The Democratic Alliance (DA) has asked the Special Investigative Unit (SIU) to investigate the theft of a 100-metre-long copper pipe from the Robert Mangaliso Sobukwe hospital in Kimberley. This comes after the Northern Cape Health Department failed to open a criminal charge of theft, demonstrating zero political will to combat corruption within the provincial health sector.
The theft occurred more than five months ago, with parts of the province’s only tertiary facility still without hot water as a result.
Based on a parliamentary reply, it is suspected that the thieves pretended to be contractors and cut the pipe into pieces, to remove it as rubble. The incident was reported to provincial security, who met with facility management, and remains under internal investigation.
The pipe was in a restricted area, for which the key is reportedly kept in the workshop to ensure proper control. This points to serious security and access control breaches, and potential insider involvement. It is therefore incomprehensible as to why the department has chosen not to involve law enforcement in this matter, unless it is willfully protecting certain individuals or contractors.

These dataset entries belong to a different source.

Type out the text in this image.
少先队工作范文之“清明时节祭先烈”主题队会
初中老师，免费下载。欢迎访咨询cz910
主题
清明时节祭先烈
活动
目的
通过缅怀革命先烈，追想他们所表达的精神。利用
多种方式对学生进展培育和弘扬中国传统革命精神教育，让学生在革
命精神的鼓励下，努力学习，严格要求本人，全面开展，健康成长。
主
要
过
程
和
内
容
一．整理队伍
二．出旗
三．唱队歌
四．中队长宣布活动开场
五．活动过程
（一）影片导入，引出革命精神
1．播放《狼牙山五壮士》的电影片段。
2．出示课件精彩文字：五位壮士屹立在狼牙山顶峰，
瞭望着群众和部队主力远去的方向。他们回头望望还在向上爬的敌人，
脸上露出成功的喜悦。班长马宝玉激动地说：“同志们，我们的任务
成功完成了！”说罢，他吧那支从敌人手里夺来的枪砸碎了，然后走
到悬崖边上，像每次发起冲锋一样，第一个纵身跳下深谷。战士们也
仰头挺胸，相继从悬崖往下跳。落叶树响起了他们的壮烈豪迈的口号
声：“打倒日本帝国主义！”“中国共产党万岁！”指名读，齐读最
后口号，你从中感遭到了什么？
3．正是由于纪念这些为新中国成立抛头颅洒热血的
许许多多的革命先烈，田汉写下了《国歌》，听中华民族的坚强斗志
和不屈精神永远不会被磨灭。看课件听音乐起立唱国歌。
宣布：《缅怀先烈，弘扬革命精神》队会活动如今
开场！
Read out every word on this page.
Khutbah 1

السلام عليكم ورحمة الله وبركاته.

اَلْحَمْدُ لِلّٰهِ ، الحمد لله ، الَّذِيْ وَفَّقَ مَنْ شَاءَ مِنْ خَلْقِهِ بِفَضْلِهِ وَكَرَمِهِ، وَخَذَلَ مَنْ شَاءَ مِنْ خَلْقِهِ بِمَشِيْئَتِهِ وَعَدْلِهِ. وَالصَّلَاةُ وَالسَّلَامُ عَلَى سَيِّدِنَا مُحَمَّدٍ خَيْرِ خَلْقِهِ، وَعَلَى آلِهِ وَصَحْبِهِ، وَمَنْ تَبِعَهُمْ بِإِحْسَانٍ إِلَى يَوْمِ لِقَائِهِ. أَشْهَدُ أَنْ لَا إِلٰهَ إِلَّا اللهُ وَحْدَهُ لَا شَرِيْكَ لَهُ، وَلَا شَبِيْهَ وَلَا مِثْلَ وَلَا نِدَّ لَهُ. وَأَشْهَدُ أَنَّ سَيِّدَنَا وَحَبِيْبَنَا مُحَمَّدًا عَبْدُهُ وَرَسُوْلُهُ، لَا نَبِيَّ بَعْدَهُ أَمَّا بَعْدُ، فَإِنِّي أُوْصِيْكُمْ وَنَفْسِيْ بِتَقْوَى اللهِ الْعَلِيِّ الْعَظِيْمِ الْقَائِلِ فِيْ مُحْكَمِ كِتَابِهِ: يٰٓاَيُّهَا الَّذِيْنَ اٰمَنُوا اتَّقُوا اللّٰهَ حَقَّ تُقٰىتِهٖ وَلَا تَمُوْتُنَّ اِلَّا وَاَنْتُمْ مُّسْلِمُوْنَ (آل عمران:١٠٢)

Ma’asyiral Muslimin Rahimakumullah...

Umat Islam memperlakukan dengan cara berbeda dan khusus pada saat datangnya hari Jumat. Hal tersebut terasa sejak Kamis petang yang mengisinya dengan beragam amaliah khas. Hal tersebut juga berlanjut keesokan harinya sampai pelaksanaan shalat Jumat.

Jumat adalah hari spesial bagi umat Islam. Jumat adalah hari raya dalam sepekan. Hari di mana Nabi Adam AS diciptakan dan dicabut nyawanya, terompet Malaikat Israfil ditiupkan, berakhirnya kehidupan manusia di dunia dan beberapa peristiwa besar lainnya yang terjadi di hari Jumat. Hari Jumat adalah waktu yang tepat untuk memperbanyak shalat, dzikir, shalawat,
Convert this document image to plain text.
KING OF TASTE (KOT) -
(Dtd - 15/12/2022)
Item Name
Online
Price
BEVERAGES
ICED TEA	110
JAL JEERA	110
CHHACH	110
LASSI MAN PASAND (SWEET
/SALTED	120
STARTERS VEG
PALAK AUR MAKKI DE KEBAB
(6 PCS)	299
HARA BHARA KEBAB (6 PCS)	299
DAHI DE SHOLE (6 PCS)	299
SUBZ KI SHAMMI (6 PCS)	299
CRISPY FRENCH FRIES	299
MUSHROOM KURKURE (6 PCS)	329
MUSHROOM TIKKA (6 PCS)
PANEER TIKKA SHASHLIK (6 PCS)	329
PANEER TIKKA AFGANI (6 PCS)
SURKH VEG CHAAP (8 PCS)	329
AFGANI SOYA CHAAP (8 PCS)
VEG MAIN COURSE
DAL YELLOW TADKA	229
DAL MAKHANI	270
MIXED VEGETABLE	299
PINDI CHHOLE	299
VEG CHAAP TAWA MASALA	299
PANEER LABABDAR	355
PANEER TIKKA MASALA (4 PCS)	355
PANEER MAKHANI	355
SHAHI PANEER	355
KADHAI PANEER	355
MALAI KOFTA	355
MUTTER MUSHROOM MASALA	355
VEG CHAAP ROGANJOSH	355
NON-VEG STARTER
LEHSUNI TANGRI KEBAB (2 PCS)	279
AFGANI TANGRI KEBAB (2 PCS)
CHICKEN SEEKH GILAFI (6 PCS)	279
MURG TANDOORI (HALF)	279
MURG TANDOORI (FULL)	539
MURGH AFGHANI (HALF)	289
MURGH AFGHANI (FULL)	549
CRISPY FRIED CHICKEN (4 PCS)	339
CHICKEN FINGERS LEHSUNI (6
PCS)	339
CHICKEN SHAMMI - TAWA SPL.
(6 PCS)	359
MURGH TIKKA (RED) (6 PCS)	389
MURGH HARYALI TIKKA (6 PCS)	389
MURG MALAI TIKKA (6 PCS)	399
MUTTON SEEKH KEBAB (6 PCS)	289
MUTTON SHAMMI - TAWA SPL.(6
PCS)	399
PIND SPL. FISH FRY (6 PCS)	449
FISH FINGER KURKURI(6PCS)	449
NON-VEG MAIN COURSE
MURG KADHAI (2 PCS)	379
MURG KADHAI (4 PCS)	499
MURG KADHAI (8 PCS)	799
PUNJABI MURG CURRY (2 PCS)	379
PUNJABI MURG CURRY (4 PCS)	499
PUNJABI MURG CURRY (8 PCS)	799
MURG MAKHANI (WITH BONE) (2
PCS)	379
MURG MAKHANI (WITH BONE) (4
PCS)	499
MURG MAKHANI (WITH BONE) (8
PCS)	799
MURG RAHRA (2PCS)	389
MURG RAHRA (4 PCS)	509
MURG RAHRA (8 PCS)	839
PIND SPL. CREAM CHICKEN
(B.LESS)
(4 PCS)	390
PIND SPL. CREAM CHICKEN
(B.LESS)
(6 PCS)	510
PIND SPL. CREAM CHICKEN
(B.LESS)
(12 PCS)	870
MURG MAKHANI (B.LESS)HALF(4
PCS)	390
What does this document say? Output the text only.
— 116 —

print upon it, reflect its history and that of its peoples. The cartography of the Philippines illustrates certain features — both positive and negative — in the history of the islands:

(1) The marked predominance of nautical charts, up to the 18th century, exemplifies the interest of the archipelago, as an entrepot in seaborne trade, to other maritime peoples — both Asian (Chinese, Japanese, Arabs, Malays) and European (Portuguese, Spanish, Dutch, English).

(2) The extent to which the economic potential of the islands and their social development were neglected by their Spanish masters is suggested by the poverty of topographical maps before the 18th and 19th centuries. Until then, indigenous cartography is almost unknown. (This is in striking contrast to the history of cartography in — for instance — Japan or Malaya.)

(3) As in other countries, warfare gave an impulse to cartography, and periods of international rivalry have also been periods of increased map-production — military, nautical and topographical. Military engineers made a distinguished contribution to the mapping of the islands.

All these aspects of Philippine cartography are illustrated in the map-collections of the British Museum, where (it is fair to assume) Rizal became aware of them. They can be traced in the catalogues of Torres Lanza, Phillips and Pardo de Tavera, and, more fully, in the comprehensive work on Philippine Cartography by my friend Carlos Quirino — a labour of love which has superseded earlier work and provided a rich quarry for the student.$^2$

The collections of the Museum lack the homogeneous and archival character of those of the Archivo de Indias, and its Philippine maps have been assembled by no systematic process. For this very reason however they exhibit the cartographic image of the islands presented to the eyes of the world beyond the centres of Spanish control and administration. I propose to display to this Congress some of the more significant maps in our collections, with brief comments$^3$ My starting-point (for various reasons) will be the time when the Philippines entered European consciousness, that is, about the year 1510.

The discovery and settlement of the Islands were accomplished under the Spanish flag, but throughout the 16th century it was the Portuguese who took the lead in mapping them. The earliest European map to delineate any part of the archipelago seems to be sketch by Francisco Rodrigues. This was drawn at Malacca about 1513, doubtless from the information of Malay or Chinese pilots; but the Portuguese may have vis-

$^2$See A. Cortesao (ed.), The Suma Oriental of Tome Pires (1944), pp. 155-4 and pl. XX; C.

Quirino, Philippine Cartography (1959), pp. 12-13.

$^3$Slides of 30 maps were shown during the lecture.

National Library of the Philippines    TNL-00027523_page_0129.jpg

Currently the nation is gripped by the Tembisa hospital saga, where unrestricted looting of state resources collapsed an entire hospital. Unfortunately, this is not an isolated incident, and it is not unique to Gauteng, and must serve as a wake-up call to the Northern Cape.
The plundering of copper pipe, at a busy tertiary hospital, in an area protected under lock and key, at a facility protected by security guards, is a massive red flag, and must be treated as a priority.
The DA has submitted available information on the incident to the SIU, with a request that it be urgently investigated.
Corruption and gross financial mismanagement have already brought provincial health care to its knees. We will not sit back and watch as public health care in the Northern Cape is further pillaged in broad daylight, by self-seeking and connected syndicates who are robbing the sick of health care, at the expense of connected cadres who are getting rich off critical hospital infrastructure.